Research Frontiers in Ultracold Quantum Gases
17 Dec - 21 Dec 2018
Physikzentrum Bad Honnef
PD Dr. Axel Pelster, TU Kaiserslautern • Prof. Carlos Sa de Melo, GATECH Atlanta/USA
Since the first experimental realization of Bose-Einstein condensation in ultracold atomic gases in 1995, there have been several substantial breakthroughs. Today, systems of bosonic or fermionic quantum gases allow for a very high level of experimental control concerning all ingredients of the underlying many-body Hamiltonian. The corresponding trapping geometry can be designed to be harmonic, anharmonic or, recently, even box-like, which mimics a quasi-uniform potential. Furthermore, the shape of the two-particle interaction can be modified from the short-ranged and isotropic contact interaction to the long-ranged and anisotropic dipolar interaction. In particular the possibility to tune the strength of the contact interaction to basically any attractive or repulsive value with the aid of the Feshbach resonances allows nowadays to probe quantum fluids in regimes and under conditions hitherto unavailable. Since 2011 it has even been experimentally achieved to also tune the kinetic energy of the many-body Hamiltonian by producing synthetic spin-orbit coupling. This nourishes the prospect to generate for neutral atoms abelian gauge fields, as they appear in electromagnetism for charged particles, but also non-abelian gauge fields, as they occur in the standard model of elementary particle physics. Therefore, quantum gases are considered to be ideal quantum simulators, that is, they are best capable to simulate difficult quantum problems in condensed matter physics and other fields of physics in the sense of Richard Feynman from 1982.

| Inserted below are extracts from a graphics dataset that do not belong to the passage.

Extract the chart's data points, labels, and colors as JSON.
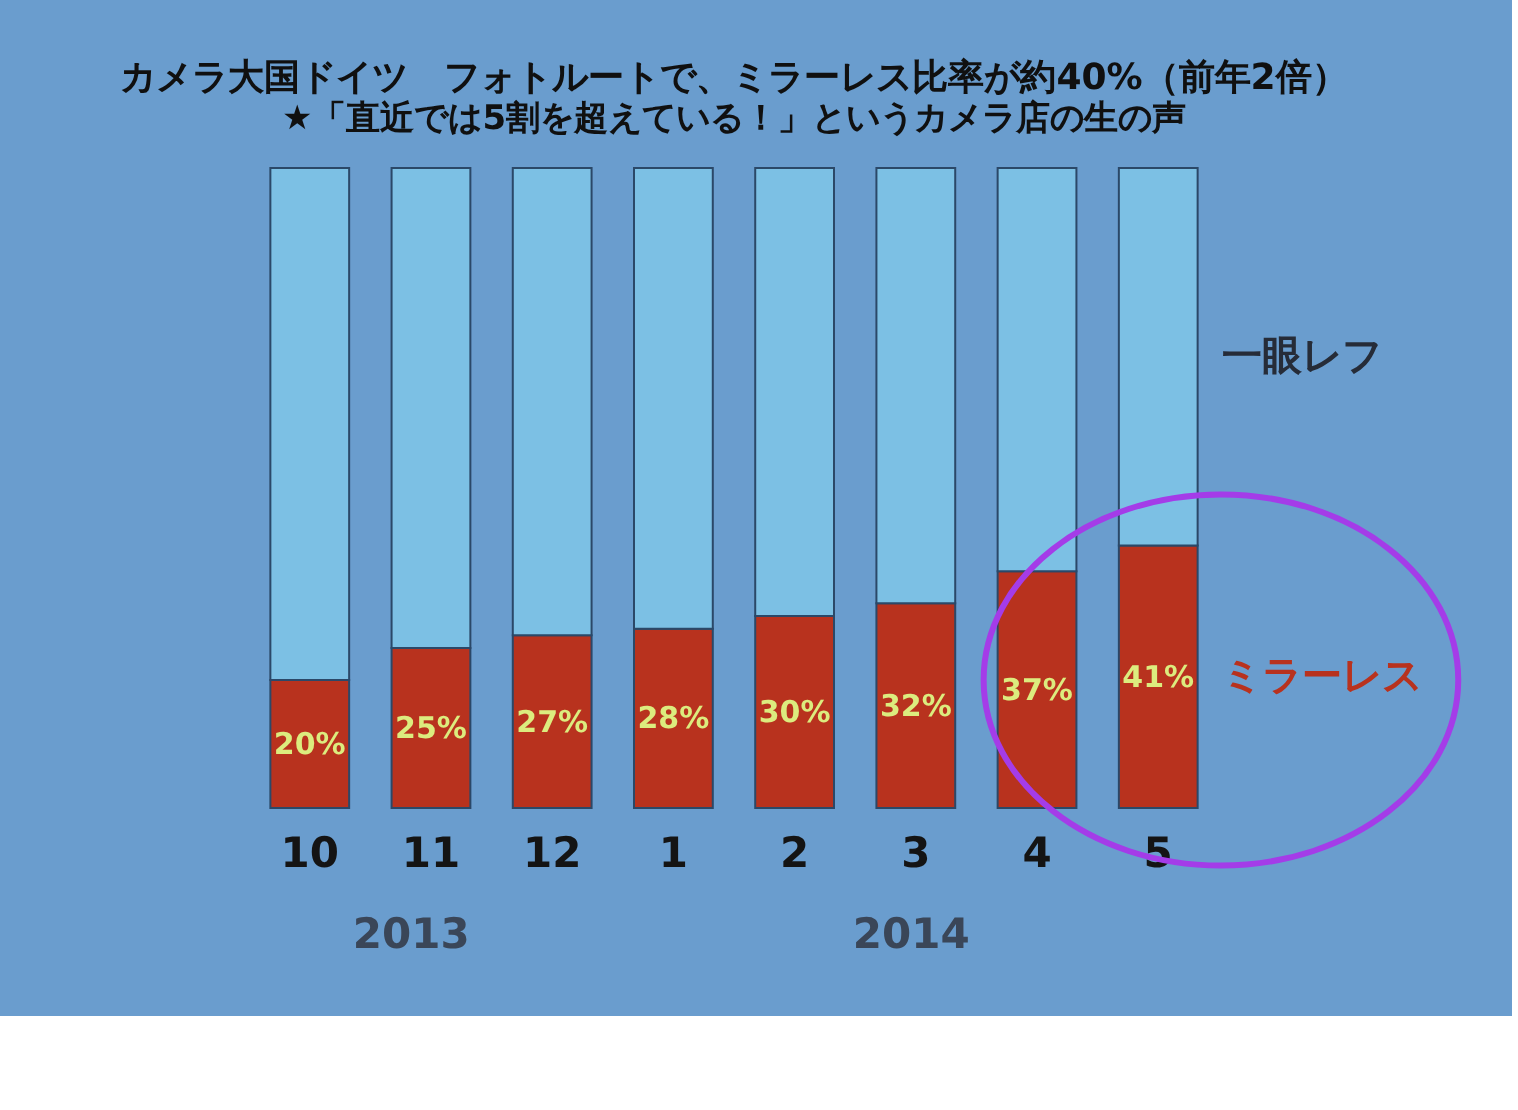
{
  "chart_data": {
    "type": "bar",
    "title": "カメラ大国ドイツ　フォトルートで、ミラーレス比率が約40%（前年2倍）",
    "subtitle": "★「直近では5割を超えている！」というカメラ店の生の声",
    "categories": [
      "10",
      "11",
      "12",
      "1",
      "2",
      "3",
      "4",
      "5"
    ],
    "stacked": true,
    "series": [
      {
        "name": "ミラーレス",
        "color": "#b8321e",
        "values": [
          20,
          25,
          27,
          28,
          30,
          32,
          37,
          41
        ],
        "value_labels": [
          "20%",
          "25%",
          "27%",
          "28%",
          "30%",
          "32%",
          "37%",
          "41%"
        ]
      },
      {
        "name": "一眼レフ",
        "color": "#7cc0e4",
        "values": [
          80,
          75,
          73,
          72,
          70,
          68,
          63,
          59
        ]
      }
    ],
    "ylim": [
      0,
      100
    ],
    "tick_labels": "x",
    "annotations": [
      "2013",
      "2014"
    ]
  }
}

This seminar, which will bring together about 80 participants in December 2018, will provide a comprehensive survey of the different facets of this rapidly evolving subject. Leading international experts will review the present status of the most promising developments concerning ultracold quantum gases from both the experimental and the theoretical point of view, and will discuss future trends and perspectives. Participants are invited to present their current research in three poster sessions. In addition, 6 outstanding contributions will be selected for shorter talks.